Feb 14 (Reuters) - Global equity funds attracted

significant inflows in the week ending February 12, after a Bank

of England rate cut drove a rally in European shares, although

caution over U.S. President Donald Trump's tariff policies

limited investor activity.

LSEG Lipper data showed investors bought global equity funds

worth a net $5.66 billion during the week, reversing their $2.47

billion in net sales the prior week.

The pan-European STOXX 600 index hit new records on

five consecutive days this week, driven by strong earnings from

companies such as drugmaker AstraZeneca ( AZN ), copper producer

Aurubis, and financial services group Societe Generale

.

European equity funds attracted a hefty $6.03 billion in

inflows during the week, following net purchases of about $3.3

billion in the previous week.

Asian funds attracted a net $1.46 billion while U.S. funds

recorded net sales of $2.25 billion.

Global sectoral equity funds also saw a net $258 million

worth of sales, the first weekly outflow in six weeks.

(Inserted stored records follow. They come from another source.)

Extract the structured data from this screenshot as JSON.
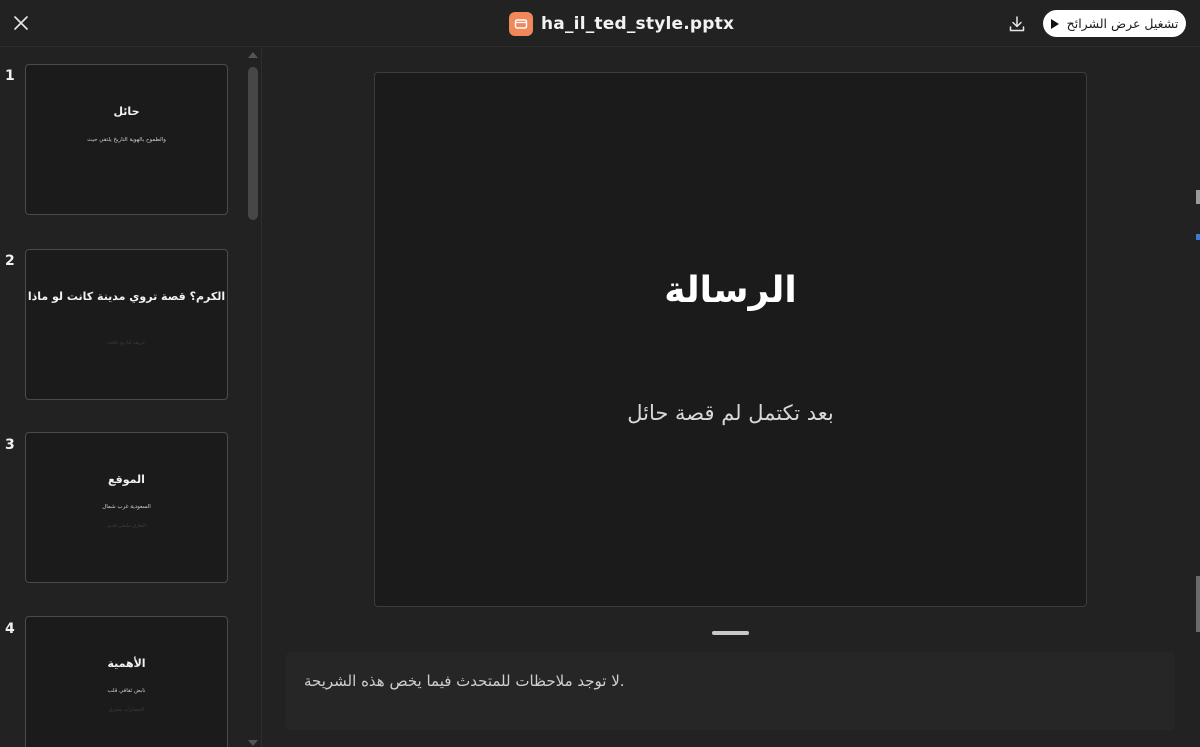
{
  "header": {
    "file_name": "ha_il_ted_style.pptx",
    "play_label": "تشغيل عرض الشرائح",
    "icons": {
      "close": "close-icon",
      "file": "presentation-file-icon",
      "download": "download-icon",
      "play": "play-icon"
    },
    "file_icon_color": "#f0885a"
  },
  "thumbnails": [
    {
      "number": "1",
      "title": "حائل",
      "subtitle": "والطموح بالهوية التاريخ يلتقي حيث",
      "faint": ""
    },
    {
      "number": "2",
      "title": "الكرم؟ قصة تروي مدينة كانت لو ماذا",
      "subtitle": "",
      "faint": "عريقة لتاريخ نافذة"
    },
    {
      "number": "3",
      "title": "الموقع",
      "subtitle": "السعودية غرب شمال",
      "faint": "الطرق ملتقى قديم"
    },
    {
      "number": "4",
      "title": "الأهمية",
      "subtitle": "نابض ثقافي قلب",
      "faint": "الحضارات مفترق"
    }
  ],
  "slide": {
    "title": "الرسالة",
    "subtitle": "بعد تكتمل لم قصة حائل"
  },
  "notes": {
    "text": ".لا توجد ملاحظات للمتحدث فيما يخص هذه الشريحة"
  }
}
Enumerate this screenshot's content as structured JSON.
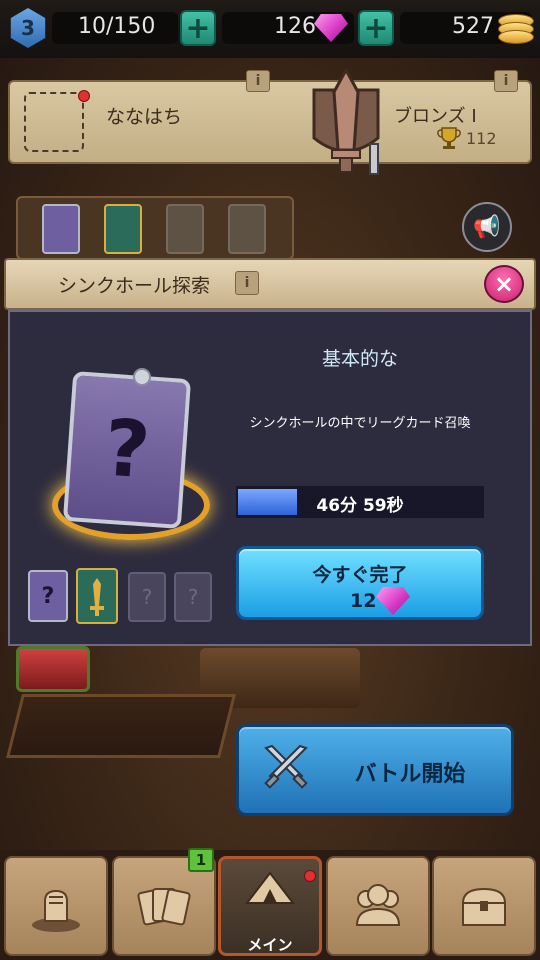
{
  "topbar": {
    "level": "3",
    "energy": "10/150",
    "gems": "126",
    "coins": "527"
  },
  "profile": {
    "player_name": "ななはち",
    "rank_name": "ブロンズ I",
    "trophies": "112",
    "info_icon": "i"
  },
  "modal": {
    "title": "シンクホール探索",
    "info_icon": "i",
    "close_icon": "×",
    "variant_title": "基本的な",
    "description": "シンクホールの中でリーグカード召喚",
    "timer_text": "46分 59秒",
    "timer_progress": 0.24,
    "finish_label": "今すぐ完了",
    "finish_cost": "12"
  },
  "main": {
    "battle_label": "バトル開始"
  },
  "bottom_nav": {
    "badge_count": "1",
    "tabs": [
      {
        "icon": "fist-icon"
      },
      {
        "icon": "cards-icon"
      },
      {
        "icon": "tent-icon",
        "label": "メイン"
      },
      {
        "icon": "guild-icon"
      },
      {
        "icon": "chest-icon"
      }
    ]
  },
  "colors": {
    "accent_blue": "#1b9ee6",
    "gem_pink": "#d436c2",
    "close_pink": "#c8206f",
    "badge_green": "#5ec23a"
  }
}
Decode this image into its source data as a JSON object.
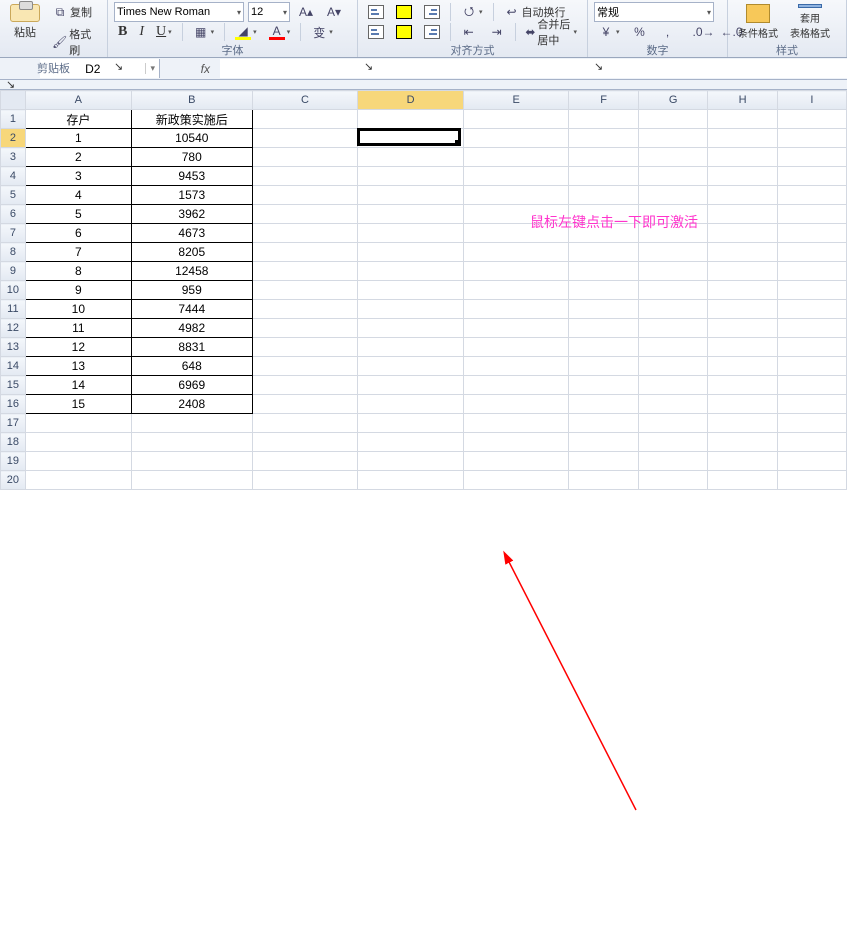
{
  "ribbon": {
    "clipboard": {
      "label": "剪贴板",
      "paste": "粘贴",
      "copy": "复制",
      "format_painter": "格式刷"
    },
    "font": {
      "label": "字体",
      "family": "Times New Roman",
      "size": "12",
      "bold": "B",
      "italic": "I",
      "underline": "U"
    },
    "align": {
      "label": "对齐方式",
      "wrap_text": "自动换行",
      "merge_center": "合并后居中"
    },
    "number": {
      "label": "数字",
      "format": "常规"
    },
    "styles": {
      "label": "样式",
      "cond_fmt": "条件格式",
      "table_fmt": "套用\n表格格式"
    }
  },
  "namebox": {
    "value": "D2"
  },
  "formula": {
    "value": ""
  },
  "columns": [
    "A",
    "B",
    "C",
    "D",
    "E",
    "F",
    "G",
    "H",
    "I"
  ],
  "row_count": 20,
  "headers": {
    "A": "存户",
    "B": "新政策实施后"
  },
  "table_rows": [
    {
      "a": "1",
      "b": "10540"
    },
    {
      "a": "2",
      "b": "780"
    },
    {
      "a": "3",
      "b": "9453"
    },
    {
      "a": "4",
      "b": "1573"
    },
    {
      "a": "5",
      "b": "3962"
    },
    {
      "a": "6",
      "b": "4673"
    },
    {
      "a": "7",
      "b": "8205"
    },
    {
      "a": "8",
      "b": "12458"
    },
    {
      "a": "9",
      "b": "959"
    },
    {
      "a": "10",
      "b": "7444"
    },
    {
      "a": "11",
      "b": "4982"
    },
    {
      "a": "12",
      "b": "8831"
    },
    {
      "a": "13",
      "b": "648"
    },
    {
      "a": "14",
      "b": "6969"
    },
    {
      "a": "15",
      "b": "2408"
    }
  ],
  "selected_cell": {
    "col": "D",
    "row": 2
  },
  "annotation": {
    "text": "鼠标左键点击一下即可激活",
    "color": "#ff33cc"
  },
  "chart_data": {
    "type": "table",
    "title": "",
    "columns": [
      "存户",
      "新政策实施后"
    ],
    "rows": [
      [
        1,
        10540
      ],
      [
        2,
        780
      ],
      [
        3,
        9453
      ],
      [
        4,
        1573
      ],
      [
        5,
        3962
      ],
      [
        6,
        4673
      ],
      [
        7,
        8205
      ],
      [
        8,
        12458
      ],
      [
        9,
        959
      ],
      [
        10,
        7444
      ],
      [
        11,
        4982
      ],
      [
        12,
        8831
      ],
      [
        13,
        648
      ],
      [
        14,
        6969
      ],
      [
        15,
        2408
      ]
    ]
  }
}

Consumer

discretionary and healthcare funds with $987 million and $645

million, respectively in net sales, led the weekly outflows.

Global bond funds were popular for the seventh week in a row

with a net $10.36 billion in purchases.

Global short-term bond funds received $6.22 billion, the

highest in five weeks. Loan participation funds and high yield

bond funds also experienced robust inflows of $1.3 billion and

$1.2 billion, respectively.

Investors, meanwhile, pumped $20.1 billion into money market

funds following net purchases of about $75.13 billion the week

before.

In the commodities space, demand for gold and other precious

metals funds jumped to the highest in four and a half months as

investors poured $1.41 billion into these funds. Energy funds

also drew a marginal $29.19 million in inflows.

Investors in emerging market equity funds were sellers for a

14th consecutive week as data covering 29,627 of these funds

showed outflows of $1.11 billion. Conversely, bond funds added a

net $695 million, marking the sixth consecutive weekly inflow.